ACOUSTIC PIPETTES: The latest innovation in liquid dispensing, machines like Labcyte’s Echo 555 (left) instrument use sound to shoot precisely measured droplets from the wells of one plate into the wells of another, eliminating the need for pipette tips.
ACOUSTIC PIPETTES:
The latest innovation in liquid dispensing, machines like Labcyte’s Echo 555 (left) instrument use sound to shoot precisely measured droplets from the wells of one plate into the wells of another, eliminating the need for pipette tips.
COURTESY OF LABCYTE

Drop size
Each pin tool dispenses a fixed volume that ranges from 2nL–25µL.

Setting the stage
To automate a pin tool, researchers typically attach it to their liquid handler. V&P Scientific, Inc., the leading pin tool vendor, makes a variety of mounting plates designed to be compatible with more than 50 different liquid handlers. In the case of the Biomek FXP automation workstation, two magnets on either side of the multichannel pipetting head can pick up a pin tool mounted on a magnetic plate, and use this tool instead of the pipetting head. Other liquid handlers have grippers that grab and operate the pin tool independently of the pipette head.

Additional Asset
Pin tools get the job done quickly. Michael says his 1,536-prong pin tool can transfer liquid from one plate to another in about 10 seconds.

Limitation
Pins dispense a fixed volume determined by their design and diameter. So, if your droplets vary in volume from one assay to the next, be prepared to buy multiple pin tools or consider purchasing an acoustic dispenser.

Cost
A 384-prong pin tool from V&P Scientific costs between $10,000 and $20,000.

MOVING LIQUID WITH SOUND

The basics
In 2003, acoustic dispensers revolutionized pipetting. These high-end tools eject precisely measured droplets from one plate into another using sound. Because a droplet fires directly from one plate to the next, no tips are wasted, no wash steps are necessary, and contamination is hardly an issue. And they work for any liquid, including glycerol-based solutions, which tend to stick to pins and pipette tips.
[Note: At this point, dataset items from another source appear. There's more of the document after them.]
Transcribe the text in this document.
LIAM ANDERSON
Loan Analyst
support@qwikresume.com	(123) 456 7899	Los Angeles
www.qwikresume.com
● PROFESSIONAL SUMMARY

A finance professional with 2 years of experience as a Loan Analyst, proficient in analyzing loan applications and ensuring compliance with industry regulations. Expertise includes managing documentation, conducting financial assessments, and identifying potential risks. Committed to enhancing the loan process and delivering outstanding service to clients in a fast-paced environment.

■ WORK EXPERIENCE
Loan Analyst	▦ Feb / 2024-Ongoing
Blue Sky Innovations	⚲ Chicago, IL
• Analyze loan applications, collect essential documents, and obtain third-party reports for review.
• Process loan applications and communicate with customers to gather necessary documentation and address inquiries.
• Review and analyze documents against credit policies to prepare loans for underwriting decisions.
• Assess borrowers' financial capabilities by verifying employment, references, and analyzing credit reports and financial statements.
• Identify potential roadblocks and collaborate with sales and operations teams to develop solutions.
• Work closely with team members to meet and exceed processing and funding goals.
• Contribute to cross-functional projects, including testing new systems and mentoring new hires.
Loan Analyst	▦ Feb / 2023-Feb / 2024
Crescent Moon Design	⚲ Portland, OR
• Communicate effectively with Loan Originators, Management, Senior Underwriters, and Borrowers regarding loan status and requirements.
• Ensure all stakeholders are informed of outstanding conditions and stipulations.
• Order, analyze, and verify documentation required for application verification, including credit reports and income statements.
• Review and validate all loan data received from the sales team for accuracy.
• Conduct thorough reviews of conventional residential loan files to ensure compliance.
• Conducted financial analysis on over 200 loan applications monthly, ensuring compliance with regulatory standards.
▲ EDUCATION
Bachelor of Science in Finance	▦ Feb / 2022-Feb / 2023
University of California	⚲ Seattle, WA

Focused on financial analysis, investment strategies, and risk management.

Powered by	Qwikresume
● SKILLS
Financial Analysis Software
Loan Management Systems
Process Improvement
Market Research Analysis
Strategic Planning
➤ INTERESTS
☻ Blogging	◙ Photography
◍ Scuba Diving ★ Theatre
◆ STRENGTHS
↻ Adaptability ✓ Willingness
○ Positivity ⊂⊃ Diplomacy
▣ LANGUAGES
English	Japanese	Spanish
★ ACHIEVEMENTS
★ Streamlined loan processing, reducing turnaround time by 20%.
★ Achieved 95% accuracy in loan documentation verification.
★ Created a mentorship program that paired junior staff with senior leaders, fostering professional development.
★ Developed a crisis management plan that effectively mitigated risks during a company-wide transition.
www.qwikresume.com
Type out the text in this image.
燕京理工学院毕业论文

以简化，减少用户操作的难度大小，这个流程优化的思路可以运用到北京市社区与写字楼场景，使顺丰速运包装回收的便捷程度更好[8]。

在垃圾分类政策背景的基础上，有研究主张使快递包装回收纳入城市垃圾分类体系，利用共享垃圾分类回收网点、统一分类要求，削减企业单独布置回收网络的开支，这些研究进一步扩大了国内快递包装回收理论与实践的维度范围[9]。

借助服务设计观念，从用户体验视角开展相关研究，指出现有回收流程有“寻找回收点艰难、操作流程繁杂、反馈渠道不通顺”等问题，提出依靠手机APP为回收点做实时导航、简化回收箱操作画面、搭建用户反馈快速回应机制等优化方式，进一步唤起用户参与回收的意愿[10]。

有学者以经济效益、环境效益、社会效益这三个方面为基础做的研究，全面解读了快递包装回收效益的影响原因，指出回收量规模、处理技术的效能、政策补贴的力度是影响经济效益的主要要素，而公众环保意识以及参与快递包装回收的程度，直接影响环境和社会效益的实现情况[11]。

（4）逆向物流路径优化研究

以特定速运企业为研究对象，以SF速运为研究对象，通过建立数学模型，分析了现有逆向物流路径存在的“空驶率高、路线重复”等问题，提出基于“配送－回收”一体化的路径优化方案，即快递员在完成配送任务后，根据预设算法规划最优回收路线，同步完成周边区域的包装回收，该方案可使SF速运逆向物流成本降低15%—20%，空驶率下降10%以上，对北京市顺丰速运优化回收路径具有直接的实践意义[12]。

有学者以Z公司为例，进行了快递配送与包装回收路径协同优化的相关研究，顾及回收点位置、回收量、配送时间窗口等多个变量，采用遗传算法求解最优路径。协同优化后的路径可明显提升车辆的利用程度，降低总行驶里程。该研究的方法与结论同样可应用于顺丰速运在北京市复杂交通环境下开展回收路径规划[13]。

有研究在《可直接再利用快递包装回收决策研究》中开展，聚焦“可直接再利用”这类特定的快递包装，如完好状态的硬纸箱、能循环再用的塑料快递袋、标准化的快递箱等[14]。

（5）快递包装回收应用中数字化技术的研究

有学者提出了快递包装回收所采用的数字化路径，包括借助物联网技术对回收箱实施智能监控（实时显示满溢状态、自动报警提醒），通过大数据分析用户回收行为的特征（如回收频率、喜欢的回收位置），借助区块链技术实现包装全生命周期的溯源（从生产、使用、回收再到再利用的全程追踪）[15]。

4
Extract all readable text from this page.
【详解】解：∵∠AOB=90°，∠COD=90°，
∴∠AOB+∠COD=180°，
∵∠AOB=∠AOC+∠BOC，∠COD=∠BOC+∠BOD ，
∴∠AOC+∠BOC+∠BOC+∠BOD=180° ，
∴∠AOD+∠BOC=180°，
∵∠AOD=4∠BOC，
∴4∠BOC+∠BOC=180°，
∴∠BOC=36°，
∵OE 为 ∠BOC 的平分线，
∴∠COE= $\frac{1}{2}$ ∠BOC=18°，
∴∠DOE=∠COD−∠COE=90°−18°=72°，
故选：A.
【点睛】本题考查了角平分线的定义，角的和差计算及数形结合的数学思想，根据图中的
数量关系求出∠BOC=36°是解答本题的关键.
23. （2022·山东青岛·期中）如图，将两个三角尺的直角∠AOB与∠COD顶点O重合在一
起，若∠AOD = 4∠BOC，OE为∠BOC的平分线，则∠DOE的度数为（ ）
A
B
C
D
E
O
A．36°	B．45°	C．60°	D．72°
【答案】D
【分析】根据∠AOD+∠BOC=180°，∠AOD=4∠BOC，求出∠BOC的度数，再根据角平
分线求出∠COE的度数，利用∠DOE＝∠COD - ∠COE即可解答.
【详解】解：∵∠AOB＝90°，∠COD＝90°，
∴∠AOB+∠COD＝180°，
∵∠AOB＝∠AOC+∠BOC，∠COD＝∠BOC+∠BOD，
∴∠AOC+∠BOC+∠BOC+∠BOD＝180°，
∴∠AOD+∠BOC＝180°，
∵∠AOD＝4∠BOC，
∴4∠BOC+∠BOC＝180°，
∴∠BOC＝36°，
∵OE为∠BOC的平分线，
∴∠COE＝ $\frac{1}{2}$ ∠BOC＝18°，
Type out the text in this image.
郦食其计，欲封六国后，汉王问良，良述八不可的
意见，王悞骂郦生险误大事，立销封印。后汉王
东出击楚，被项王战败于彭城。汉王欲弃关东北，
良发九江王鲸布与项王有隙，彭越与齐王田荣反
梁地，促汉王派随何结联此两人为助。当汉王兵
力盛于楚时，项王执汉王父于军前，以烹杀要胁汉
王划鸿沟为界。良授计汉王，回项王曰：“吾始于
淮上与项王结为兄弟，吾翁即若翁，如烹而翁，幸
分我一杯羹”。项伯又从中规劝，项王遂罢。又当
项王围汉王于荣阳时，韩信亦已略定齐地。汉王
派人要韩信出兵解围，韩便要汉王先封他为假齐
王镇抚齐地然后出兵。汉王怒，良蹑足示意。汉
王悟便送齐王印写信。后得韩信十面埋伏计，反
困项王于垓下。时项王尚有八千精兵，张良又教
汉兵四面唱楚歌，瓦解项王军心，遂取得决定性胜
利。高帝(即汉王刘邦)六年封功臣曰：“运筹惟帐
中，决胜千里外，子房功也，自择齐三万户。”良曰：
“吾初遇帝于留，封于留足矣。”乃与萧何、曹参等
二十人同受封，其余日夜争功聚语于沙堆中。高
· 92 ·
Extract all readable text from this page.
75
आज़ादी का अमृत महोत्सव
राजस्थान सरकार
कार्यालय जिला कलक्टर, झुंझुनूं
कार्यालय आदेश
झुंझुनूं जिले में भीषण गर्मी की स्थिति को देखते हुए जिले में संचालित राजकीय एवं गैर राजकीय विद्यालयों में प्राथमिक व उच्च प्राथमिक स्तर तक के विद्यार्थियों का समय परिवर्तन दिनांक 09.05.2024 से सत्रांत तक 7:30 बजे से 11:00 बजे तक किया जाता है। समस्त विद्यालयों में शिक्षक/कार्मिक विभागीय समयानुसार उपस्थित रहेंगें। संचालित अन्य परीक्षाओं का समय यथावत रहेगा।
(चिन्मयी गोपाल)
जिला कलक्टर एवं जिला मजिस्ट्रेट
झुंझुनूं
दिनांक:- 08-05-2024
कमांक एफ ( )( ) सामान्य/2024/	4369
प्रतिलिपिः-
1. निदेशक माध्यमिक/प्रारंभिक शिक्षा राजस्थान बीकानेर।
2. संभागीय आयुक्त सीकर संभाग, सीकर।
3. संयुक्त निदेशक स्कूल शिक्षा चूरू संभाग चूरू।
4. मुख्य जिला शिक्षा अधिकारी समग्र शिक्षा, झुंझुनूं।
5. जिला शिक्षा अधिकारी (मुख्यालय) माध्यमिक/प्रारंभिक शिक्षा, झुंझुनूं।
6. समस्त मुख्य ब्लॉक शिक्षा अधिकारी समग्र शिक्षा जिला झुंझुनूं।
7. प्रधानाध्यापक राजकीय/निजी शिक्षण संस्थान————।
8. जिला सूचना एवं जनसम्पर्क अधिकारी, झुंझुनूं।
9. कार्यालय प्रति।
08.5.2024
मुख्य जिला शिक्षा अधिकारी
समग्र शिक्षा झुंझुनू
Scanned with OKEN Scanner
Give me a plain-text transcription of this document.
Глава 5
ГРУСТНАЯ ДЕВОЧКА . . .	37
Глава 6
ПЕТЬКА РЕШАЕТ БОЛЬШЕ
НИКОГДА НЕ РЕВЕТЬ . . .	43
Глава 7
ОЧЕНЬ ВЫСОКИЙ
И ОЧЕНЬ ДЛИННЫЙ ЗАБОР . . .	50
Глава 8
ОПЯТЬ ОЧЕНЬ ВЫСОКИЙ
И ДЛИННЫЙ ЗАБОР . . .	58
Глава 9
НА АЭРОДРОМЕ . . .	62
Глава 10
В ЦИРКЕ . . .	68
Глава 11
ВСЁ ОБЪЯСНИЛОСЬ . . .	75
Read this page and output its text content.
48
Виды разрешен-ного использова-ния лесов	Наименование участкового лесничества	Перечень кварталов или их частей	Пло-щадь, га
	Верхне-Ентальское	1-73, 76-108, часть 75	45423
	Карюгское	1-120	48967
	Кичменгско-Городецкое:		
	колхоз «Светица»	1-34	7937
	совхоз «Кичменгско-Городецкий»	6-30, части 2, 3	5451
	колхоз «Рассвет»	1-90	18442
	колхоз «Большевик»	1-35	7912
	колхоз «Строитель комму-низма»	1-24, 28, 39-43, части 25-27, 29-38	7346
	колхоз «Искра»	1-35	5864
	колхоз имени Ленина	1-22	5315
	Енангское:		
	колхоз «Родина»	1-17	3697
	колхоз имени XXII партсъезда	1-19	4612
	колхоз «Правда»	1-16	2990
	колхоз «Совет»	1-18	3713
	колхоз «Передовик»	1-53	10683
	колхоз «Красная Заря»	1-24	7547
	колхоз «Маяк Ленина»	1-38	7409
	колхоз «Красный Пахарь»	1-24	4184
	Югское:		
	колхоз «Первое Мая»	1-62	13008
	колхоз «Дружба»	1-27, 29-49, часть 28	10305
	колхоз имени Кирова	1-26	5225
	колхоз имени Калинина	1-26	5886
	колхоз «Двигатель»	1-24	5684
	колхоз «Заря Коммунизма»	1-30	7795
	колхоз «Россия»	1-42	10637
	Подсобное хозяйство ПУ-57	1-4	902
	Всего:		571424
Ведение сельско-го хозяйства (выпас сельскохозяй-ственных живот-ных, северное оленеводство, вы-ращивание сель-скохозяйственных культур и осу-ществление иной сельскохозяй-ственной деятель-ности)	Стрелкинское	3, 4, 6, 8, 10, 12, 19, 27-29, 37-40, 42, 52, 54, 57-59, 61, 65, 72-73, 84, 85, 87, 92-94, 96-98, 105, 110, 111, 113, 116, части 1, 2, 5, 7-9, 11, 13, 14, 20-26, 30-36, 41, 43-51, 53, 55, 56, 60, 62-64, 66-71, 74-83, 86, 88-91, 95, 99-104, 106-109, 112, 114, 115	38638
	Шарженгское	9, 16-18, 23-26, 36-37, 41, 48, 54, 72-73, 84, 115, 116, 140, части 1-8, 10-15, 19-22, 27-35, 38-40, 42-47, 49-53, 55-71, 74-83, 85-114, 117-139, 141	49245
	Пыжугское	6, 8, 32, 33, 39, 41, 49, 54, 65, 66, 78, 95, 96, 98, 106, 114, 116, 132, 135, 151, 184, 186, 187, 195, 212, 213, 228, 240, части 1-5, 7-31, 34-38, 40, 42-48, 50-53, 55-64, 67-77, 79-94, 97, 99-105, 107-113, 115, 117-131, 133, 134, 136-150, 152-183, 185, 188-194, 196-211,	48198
These dispensers first analyze the acoustic properties of the liquid in each well of a plate by sending sound waves through the fluid. “Essentially, we use the same sonar process used to locate submarines underwater,” explains Rich Ellson, founder and chief technology officer at Labcyte Inc., headquartered in Sunnyvale, California, a manufacturer of acoustic dispensers for laboratory use. The dispensers then use that information to calculate how to generate and focus ultrasonic energy within the sample in order to eject a droplet out of the well and into a well in a plate suspended upside-down above it. Despite gravity’s pull, surface tension keeps the tiny droplets within the wells.

Michelle Palmer, a cell biologist at the Broad Institute of Harvard and MIT in Cambridge, Massachusetts, uses the Echo 555 acoustic dispenser from Labcyte to create serial dilutions from a single, high-concentration stock. At the NIH, Michael’s team uses an acoustic liquid dispenser made by Fremont, California-based EDC Biosystems to ration small volumes of the limited and precious compounds in their extensive library into plates for screening.

Extra asset
Acoustic dispensers also interrogate samples, determining how much liquid is present in each well, and the precise amount of water or precipitates the sample contains. This function comes in handy because water builds up in a sample over time when compounds are stored at ambient humidity.

Limitation
Unlike pin tools or multichannel pipettes, acoustic dispensers glide from well to well, and therefore are slower to transfer compounds from one plate to another.

Cost
Echo acoustic dispensers cost between $175,000 and $400,000 in the U.S. The tools aren’t cheap, but Ellson says customers in high-throughput labs save money in the long run by miniaturizing their process while maintaining accuracy. “We are doing things people thought were impossible,” he says.